Memorandum: Defendant appeals from a judgment convicting him upon a jury verdict of murder in the second degree (Penal Law § 125.25 [3]) and burglary in the first degree (§ 140.30 [1]). We reject defendant's contention that Supreme Court erred in refusing to admit in evidence a statement of a codefendant as a declaration against penal interest. The portions of the codefendant's statement regarding defendant's involvement in the crime were not against the codefendant's penal interest (see People v Ennis, 11 NY3d 403, 412-413 [2008], cert denied 556 US 1240 [2009]; People v Arias, 243 AD2d 309, 309 [1st Dept 1997], lv denied 91 NY2d 1004 [1998]; see generally People v Brensic, 70 NY2d 9, 16 [1987]). Moreover, there was no showing that the codefendant's statement is reliable (see Ennis, 11 NY3d at 413; People v Roberts, 288 AD2d 403, 403-404 [2d Dept 2001], lv denied 97 NY2d 760 [2002]; see generally People v Shabazz, 22 NY3d 896, 898 [2013]). Inasmuch as "the statement was properly excluded as inadmissible hearsay, the defendant's contention that his constitutional right to present a defense was violated is without merit" (People v Simmons, 84 AD3d 1120, 1121 [2d Dept 2011], lv denied 18 NY3d 928 [2012]; see generally People v Jones, 129 AD3d 477, 477-478 [1st Dept 2015], lv denied 26 NY3d 931 [2015]).

We reject defendant's further contention that the court erred in denying his Batson challenge with respect to two prospective jurors.

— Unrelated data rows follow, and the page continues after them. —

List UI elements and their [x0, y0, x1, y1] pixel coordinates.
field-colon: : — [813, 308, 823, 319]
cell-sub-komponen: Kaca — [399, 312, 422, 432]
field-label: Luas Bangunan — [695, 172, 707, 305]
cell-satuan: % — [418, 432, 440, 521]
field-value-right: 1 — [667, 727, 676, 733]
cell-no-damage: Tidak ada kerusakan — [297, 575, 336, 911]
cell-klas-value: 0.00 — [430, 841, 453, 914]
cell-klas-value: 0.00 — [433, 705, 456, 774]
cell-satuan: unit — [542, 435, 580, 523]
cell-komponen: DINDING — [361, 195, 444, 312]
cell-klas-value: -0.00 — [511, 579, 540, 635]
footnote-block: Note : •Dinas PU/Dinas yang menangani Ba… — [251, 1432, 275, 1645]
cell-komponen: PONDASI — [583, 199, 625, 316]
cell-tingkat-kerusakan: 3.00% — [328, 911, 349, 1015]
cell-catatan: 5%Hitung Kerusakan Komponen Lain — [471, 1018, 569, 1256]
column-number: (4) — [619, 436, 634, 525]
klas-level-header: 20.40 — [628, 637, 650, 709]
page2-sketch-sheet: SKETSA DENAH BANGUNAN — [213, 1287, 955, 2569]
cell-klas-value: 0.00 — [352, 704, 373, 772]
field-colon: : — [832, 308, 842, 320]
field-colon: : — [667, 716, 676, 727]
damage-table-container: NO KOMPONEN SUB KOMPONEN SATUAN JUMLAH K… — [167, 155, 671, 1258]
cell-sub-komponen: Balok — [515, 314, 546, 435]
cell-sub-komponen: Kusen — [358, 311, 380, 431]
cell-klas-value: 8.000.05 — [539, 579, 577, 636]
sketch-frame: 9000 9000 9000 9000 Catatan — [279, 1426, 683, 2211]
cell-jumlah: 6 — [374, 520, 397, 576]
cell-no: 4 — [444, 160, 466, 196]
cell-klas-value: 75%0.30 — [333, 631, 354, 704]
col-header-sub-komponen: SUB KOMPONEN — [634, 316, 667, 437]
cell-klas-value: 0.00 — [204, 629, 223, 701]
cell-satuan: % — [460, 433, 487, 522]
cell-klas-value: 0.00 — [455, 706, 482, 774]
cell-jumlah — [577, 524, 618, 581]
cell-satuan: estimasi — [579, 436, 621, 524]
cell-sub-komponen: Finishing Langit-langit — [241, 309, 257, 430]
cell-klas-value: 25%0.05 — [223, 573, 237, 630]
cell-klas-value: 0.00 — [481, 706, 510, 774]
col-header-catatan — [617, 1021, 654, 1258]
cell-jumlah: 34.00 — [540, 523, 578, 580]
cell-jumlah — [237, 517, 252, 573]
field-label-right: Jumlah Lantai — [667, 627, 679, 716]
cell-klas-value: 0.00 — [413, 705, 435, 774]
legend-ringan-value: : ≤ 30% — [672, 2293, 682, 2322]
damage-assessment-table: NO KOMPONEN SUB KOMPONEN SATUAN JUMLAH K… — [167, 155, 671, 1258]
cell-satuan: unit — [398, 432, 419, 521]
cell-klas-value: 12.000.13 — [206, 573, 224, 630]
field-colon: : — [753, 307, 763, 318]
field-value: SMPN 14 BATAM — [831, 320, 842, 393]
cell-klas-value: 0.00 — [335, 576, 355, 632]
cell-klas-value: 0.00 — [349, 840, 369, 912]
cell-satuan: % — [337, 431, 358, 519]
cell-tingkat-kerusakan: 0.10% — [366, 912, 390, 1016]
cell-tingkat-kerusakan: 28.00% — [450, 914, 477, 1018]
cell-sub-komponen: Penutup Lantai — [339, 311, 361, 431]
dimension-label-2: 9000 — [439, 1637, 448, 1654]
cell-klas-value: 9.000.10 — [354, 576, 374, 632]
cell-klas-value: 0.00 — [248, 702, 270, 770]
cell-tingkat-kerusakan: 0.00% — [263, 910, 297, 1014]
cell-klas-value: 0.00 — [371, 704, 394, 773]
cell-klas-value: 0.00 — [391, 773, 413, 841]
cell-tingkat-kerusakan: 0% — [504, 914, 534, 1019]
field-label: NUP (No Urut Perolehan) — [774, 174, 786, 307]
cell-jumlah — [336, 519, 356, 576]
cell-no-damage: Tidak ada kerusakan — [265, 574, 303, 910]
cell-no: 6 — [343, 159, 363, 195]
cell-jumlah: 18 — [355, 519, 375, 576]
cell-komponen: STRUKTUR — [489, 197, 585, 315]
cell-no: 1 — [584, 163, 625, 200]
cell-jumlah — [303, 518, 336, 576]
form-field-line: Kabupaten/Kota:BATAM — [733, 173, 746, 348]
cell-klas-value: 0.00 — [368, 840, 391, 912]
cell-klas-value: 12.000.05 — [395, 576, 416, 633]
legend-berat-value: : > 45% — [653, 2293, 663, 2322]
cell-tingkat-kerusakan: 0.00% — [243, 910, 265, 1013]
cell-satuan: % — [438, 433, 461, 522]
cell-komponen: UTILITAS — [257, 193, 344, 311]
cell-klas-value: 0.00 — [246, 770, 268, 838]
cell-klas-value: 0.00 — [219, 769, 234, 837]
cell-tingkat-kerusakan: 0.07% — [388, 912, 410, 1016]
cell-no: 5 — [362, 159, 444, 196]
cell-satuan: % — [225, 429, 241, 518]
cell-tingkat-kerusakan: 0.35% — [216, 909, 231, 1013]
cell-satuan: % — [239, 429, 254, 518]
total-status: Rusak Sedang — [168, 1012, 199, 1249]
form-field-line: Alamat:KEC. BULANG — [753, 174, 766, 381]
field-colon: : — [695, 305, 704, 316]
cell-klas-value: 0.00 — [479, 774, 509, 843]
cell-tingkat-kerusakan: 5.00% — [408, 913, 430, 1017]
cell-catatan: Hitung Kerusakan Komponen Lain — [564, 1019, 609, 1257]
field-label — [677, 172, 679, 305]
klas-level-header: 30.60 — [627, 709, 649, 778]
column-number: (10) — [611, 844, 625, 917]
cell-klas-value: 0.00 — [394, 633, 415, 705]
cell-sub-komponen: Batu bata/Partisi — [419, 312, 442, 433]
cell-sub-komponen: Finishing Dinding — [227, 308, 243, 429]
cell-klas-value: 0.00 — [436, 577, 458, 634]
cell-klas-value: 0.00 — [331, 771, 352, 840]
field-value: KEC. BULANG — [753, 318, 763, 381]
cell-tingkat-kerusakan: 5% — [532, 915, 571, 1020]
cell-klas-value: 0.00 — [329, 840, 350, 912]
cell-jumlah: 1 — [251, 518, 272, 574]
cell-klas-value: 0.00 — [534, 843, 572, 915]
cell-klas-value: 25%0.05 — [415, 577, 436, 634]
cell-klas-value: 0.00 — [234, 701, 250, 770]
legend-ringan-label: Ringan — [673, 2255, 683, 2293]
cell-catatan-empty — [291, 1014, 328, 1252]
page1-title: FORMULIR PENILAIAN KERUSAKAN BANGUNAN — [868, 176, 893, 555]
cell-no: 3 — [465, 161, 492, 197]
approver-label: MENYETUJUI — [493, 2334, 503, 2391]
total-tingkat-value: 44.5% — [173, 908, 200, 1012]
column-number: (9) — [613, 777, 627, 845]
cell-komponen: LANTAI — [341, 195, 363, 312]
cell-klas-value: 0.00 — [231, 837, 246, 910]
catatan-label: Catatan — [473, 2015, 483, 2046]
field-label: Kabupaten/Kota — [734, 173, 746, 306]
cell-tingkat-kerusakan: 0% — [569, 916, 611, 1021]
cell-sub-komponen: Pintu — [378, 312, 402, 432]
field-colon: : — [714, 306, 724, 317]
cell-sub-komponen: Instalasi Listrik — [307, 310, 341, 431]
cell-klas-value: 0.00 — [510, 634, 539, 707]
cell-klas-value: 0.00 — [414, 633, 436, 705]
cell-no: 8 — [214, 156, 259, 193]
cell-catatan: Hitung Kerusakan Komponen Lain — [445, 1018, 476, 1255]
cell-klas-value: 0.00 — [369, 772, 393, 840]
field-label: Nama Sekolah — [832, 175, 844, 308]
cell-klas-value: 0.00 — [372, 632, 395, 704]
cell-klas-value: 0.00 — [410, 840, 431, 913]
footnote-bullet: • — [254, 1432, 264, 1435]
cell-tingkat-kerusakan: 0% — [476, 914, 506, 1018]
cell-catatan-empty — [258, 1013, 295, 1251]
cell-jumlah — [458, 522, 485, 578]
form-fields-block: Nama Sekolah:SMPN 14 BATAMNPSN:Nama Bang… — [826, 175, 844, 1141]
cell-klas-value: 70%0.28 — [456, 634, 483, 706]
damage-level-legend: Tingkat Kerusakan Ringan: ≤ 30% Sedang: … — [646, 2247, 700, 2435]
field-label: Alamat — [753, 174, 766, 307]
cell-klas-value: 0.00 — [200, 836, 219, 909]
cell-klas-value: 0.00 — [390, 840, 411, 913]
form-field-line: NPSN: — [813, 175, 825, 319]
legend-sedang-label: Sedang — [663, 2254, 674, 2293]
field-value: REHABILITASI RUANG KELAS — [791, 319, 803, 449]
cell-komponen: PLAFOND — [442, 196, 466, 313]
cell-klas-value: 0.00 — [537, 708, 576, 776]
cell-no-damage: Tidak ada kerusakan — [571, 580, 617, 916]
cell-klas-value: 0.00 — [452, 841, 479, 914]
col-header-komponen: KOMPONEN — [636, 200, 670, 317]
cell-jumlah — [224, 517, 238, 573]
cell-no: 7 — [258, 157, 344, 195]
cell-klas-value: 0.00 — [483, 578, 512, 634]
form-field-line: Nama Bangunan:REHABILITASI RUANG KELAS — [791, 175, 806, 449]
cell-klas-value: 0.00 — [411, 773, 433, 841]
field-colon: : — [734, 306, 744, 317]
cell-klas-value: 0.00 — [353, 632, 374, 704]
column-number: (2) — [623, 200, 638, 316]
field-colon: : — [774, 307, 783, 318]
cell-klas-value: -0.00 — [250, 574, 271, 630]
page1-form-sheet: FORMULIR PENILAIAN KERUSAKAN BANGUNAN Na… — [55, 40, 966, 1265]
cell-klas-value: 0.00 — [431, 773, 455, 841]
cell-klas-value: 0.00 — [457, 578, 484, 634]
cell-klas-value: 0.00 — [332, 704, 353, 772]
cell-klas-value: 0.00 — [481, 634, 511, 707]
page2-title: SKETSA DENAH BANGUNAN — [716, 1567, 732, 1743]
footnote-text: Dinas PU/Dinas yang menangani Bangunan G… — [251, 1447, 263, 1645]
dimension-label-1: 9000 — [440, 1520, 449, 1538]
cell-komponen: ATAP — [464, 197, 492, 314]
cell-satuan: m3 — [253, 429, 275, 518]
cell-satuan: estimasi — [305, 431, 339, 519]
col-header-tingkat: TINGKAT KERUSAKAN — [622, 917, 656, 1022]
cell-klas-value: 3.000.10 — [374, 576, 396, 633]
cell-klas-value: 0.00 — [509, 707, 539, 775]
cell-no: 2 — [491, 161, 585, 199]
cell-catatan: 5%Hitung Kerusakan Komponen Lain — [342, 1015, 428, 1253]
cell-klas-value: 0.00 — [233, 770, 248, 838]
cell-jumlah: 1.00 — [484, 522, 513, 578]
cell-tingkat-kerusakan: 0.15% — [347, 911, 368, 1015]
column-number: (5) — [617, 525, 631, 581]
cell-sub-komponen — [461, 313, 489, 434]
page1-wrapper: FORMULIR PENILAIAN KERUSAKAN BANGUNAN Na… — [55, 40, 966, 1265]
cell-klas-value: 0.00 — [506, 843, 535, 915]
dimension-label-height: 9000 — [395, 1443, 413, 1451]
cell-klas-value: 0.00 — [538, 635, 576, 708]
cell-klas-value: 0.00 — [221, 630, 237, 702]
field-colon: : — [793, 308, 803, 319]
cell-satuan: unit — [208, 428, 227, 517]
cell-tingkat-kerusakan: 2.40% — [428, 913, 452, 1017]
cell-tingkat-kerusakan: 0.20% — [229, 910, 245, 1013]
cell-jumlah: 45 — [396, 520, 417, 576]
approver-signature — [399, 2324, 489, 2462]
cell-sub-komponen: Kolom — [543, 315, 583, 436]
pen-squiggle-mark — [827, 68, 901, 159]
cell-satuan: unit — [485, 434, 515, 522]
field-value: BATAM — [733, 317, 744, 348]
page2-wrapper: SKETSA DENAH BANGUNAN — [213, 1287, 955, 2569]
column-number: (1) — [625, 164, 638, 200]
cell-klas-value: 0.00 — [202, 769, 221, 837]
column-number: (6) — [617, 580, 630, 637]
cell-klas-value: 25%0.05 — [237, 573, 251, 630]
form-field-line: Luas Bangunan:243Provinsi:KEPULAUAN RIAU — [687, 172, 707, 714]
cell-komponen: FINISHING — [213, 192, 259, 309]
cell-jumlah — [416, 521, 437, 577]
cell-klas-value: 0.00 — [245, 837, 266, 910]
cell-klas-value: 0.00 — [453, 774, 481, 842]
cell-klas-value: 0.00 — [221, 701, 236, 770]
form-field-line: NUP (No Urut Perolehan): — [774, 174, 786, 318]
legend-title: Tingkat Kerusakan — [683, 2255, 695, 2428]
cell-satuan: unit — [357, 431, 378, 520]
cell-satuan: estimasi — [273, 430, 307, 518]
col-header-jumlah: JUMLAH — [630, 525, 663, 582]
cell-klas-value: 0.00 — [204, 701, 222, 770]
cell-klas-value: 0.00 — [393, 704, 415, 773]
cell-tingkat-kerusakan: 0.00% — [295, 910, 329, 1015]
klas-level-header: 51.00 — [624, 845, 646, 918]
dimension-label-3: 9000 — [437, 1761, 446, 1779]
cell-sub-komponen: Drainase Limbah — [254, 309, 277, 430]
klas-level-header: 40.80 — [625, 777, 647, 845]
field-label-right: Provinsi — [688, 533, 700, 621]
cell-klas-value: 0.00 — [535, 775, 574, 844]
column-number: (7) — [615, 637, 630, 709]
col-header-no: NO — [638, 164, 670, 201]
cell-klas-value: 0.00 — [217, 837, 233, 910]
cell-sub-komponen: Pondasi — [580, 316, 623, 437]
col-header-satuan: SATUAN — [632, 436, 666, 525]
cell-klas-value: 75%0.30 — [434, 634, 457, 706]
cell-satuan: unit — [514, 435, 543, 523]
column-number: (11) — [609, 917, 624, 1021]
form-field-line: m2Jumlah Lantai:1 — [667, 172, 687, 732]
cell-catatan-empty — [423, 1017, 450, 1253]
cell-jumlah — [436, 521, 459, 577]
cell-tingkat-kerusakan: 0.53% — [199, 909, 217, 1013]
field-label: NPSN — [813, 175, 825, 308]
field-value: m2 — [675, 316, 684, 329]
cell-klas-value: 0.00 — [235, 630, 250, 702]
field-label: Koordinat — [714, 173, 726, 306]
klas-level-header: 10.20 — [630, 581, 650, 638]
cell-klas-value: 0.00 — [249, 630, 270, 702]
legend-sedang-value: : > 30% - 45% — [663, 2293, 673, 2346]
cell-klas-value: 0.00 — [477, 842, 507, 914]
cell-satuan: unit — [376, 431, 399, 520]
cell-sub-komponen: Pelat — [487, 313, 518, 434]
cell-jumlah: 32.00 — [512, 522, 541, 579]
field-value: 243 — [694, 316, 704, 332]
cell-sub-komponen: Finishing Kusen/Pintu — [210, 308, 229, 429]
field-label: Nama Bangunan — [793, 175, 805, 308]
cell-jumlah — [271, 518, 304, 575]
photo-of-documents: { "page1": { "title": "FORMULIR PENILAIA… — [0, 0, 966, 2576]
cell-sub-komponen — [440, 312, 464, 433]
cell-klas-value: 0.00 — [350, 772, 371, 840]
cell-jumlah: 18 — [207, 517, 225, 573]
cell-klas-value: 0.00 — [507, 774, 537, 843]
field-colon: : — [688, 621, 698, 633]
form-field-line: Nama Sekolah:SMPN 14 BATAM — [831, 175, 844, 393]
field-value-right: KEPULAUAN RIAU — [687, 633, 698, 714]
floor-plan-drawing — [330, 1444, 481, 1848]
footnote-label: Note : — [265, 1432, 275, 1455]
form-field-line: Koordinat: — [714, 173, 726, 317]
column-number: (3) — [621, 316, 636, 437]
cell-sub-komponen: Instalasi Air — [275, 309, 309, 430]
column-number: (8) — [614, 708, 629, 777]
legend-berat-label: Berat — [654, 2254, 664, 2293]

The People gave race-neutral reasons for the peremptory challenges, and defendant did not meet his ultimate burden of establishing that those reasons were pretextual (see People v Switts, 148 AD3d 1610, 1611 [4th Dept 2017], lv denied 29 NY3d 1087 [2017]; People v Johnson, 38 AD3d 1327, 1328 [4th Dept 2007], lv denied 9 NY3d 866 [2007]). "[T]he court was in the best position to observe the demeanor of the prospective juror[s] and the prosecutor, and its [implicit] determination that the prosecutor's explanation[s were] race-neutral and not pretextual is entitled to great deference" (People v Dandridge, 26 AD3d 779, 780 [4th Dept 2006], lv denied 9 NY3d 1032 [2008] [internal quotation marks omitted]), and we see no reason to disturb that determination.

Viewing the evidence in light of the elements of the crimes as charged to the jury (see People v Danielson, 9 NY3d 342, 349 [2007]), and affording great deference to the jury's credibility determinations (see People v Romero, 7 NY3d 633, 644 [2006]), we reject defendant's contention that the verdict is against the weight of the evidence (see generally People v Bleakley, 69 NY2d 490, 495 [1987]). Finally, the sentence is not unduly harsh or severe.